I began 2014 with high hopes. I was certain God gave me “Jubilee” as my One Word for the year. It wasn’t a word I wanted. It was undeniably repeatedly put into my heart and spirit. So I dared to believe. I believed “jubilee” meant music, and possibly restoration, for me. And for the first six months of the year, that seemed to be a possibility.
But time after time, every sweet and joyful moment was met with bitterness and circumstances beyond my control, and it was finally clear that neither music nor restoration would take place this year.
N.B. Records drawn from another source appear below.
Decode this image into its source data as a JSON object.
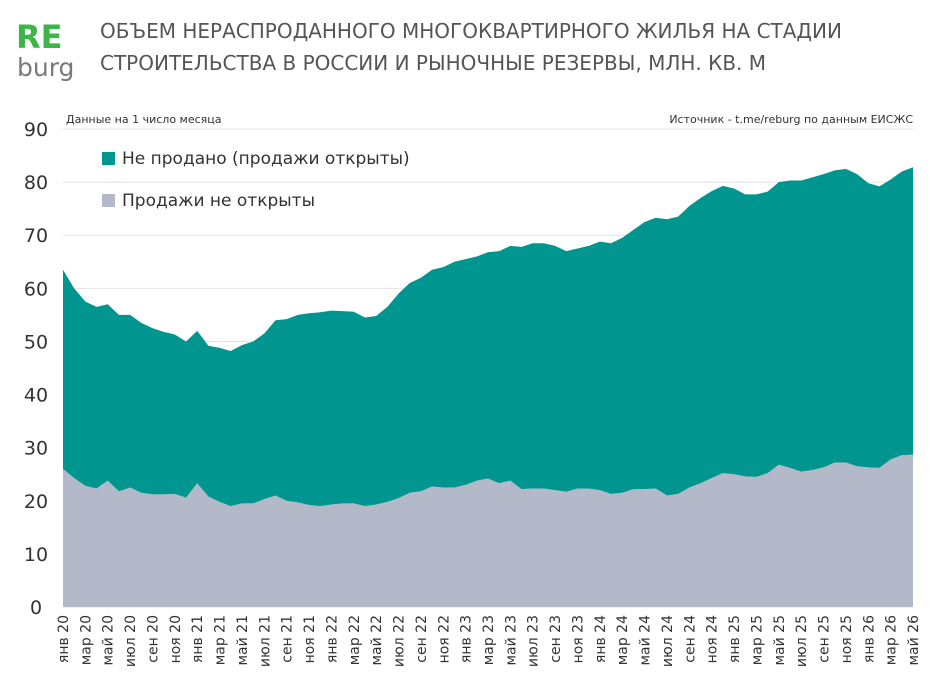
{
  "logo": {
    "top": "RE",
    "bottom": "burg"
  },
  "chart_data": {
    "type": "stacked_area",
    "title": [
      "ОБЪЕМ НЕРАСПРОДАННОГО МНОГОКВАРТИРНОГО ЖИЛЬЯ НА СТАДИИ",
      "СТРОИТЕЛЬСТВА В РОССИИ И РЫНОЧНЫЕ РЕЗЕРВЫ, МЛН. КВ. М"
    ],
    "note_left": "Данные на 1 число месяца",
    "note_right": "Источник - t.me/reburg по данным ЕИСЖС",
    "categories": [
      "янв 20",
      null,
      "мар 20",
      null,
      "май 20",
      null,
      "июл 20",
      null,
      "сен 20",
      null,
      "ноя 20",
      null,
      "янв 21",
      null,
      "мар 21",
      null,
      "май 21",
      null,
      "июл 21",
      null,
      "сен 21",
      null,
      "ноя 21",
      null,
      "янв 22",
      null,
      "мар 22",
      null,
      "май 22",
      null,
      "июл 22",
      null,
      "сен 22",
      null,
      "ноя 22",
      null,
      "янв 23",
      null,
      "мар 23",
      null,
      "май 23",
      null,
      "июл 23",
      null,
      "сен 23",
      null,
      "ноя 23",
      null,
      "янв 24",
      null,
      "мар 24",
      null,
      "май 24",
      null,
      "июл 24",
      null,
      "сен 24",
      null,
      "ноя 24",
      null,
      "янв 25",
      null,
      "мар 25",
      null,
      "май 25",
      null,
      "июл 25",
      null,
      "сен 25",
      null,
      "ноя 25",
      null,
      "янв 26",
      null,
      "мар 26",
      null,
      "май 26"
    ],
    "series": [
      {
        "name": "Не продано (продажи открыты)",
        "color": "#00958f",
        "values": [
          37.5,
          35.7,
          34.7,
          34.2,
          33.2,
          33.2,
          32.5,
          32,
          31.3,
          30.6,
          30,
          29.4,
          28.7,
          28.4,
          29,
          29.2,
          29.8,
          30.5,
          31.2,
          33,
          34.2,
          35.3,
          36.1,
          36.5,
          36.5,
          36.2,
          36.1,
          35.5,
          35.5,
          36.7,
          38.5,
          39.5,
          40.2,
          40.8,
          41.5,
          42.5,
          42.5,
          42.2,
          42.6,
          43.7,
          44.2,
          45.6,
          46.2,
          46.2,
          46,
          45.3,
          45.2,
          45.7,
          46.8,
          47.2,
          48,
          48.8,
          50.3,
          51,
          52,
          52.2,
          53,
          53.7,
          54,
          54.1,
          53.8,
          53.1,
          53.2,
          53,
          53.2,
          54.1,
          54.8,
          55.1,
          55.2,
          55,
          55.3,
          55,
          53.5,
          53,
          52.7,
          53.4,
          54.1
        ]
      },
      {
        "name": "Продажи не открыты",
        "color": "#b3b9c9",
        "values": [
          26,
          24.3,
          22.8,
          22.3,
          23.8,
          21.8,
          22.5,
          21.5,
          21.2,
          21.2,
          21.3,
          20.6,
          23.3,
          20.8,
          19.8,
          19,
          19.5,
          19.5,
          20.3,
          21,
          20,
          19.7,
          19.2,
          19,
          19.3,
          19.5,
          19.5,
          19,
          19.3,
          19.8,
          20.5,
          21.5,
          21.8,
          22.7,
          22.5,
          22.5,
          23,
          23.8,
          24.2,
          23.3,
          23.8,
          22.2,
          22.3,
          22.3,
          22,
          21.7,
          22.3,
          22.3,
          22,
          21.3,
          21.5,
          22.2,
          22.2,
          22.3,
          21,
          21.3,
          22.5,
          23.3,
          24.3,
          25.2,
          25,
          24.6,
          24.5,
          25.2,
          26.8,
          26.2,
          25.5,
          25.8,
          26.3,
          27.2,
          27.2,
          26.5,
          26.3,
          26.2,
          27.8,
          28.6,
          28.7
        ]
      }
    ],
    "ylim": [
      0,
      90
    ],
    "yticks": [
      0,
      10,
      20,
      30,
      40,
      50,
      60,
      70,
      80,
      90
    ],
    "grid": true,
    "legend": "top-left"
  }
}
With only a few weeks remaining in 2014, I can’t believe there will be a 30-day miracle that could make up for the last six months of silence.
I’ve spent the past few weeks cleaning my house like a mad woman, running miles until I hurt, and binging on Netflix. It’s an effective way to numb my mind and heart, to escape the constant questions about faith, to forget about broken and abandoned dreams.
With the arrival of Advent, I realize I’m no longer waiting. No longer waiting for a miracle. No longer waiting for promises to be kept. I’ve quit waiting, and have planted myself firmly in the present, focusing only on what I can see. I’m forced to rest. Like a toddler weary of the fight, I’ve surrendered to another’s iron will.
I tried to hold on to what little faith was left. I believed there was a purpose for the giving and taking away. I hoped for restoration. But there’s only been defeat. So I’ve let go. I’ve stopped believing. I’ve abandoned hope.
I won’t choose a new One Word for 2015. “Jubliee” was a heartbreaking tease. Trust is a risk I won’t take again.
God gives and takes away. Indeed.
Even so, I’m supposed to say, “Blessed be the name of the Lord. He is good and faithful.” So my mouth utters the words with intention, but my heart wonders and doubts.
The cleaning, the running, the Netflix binging — they comfort me.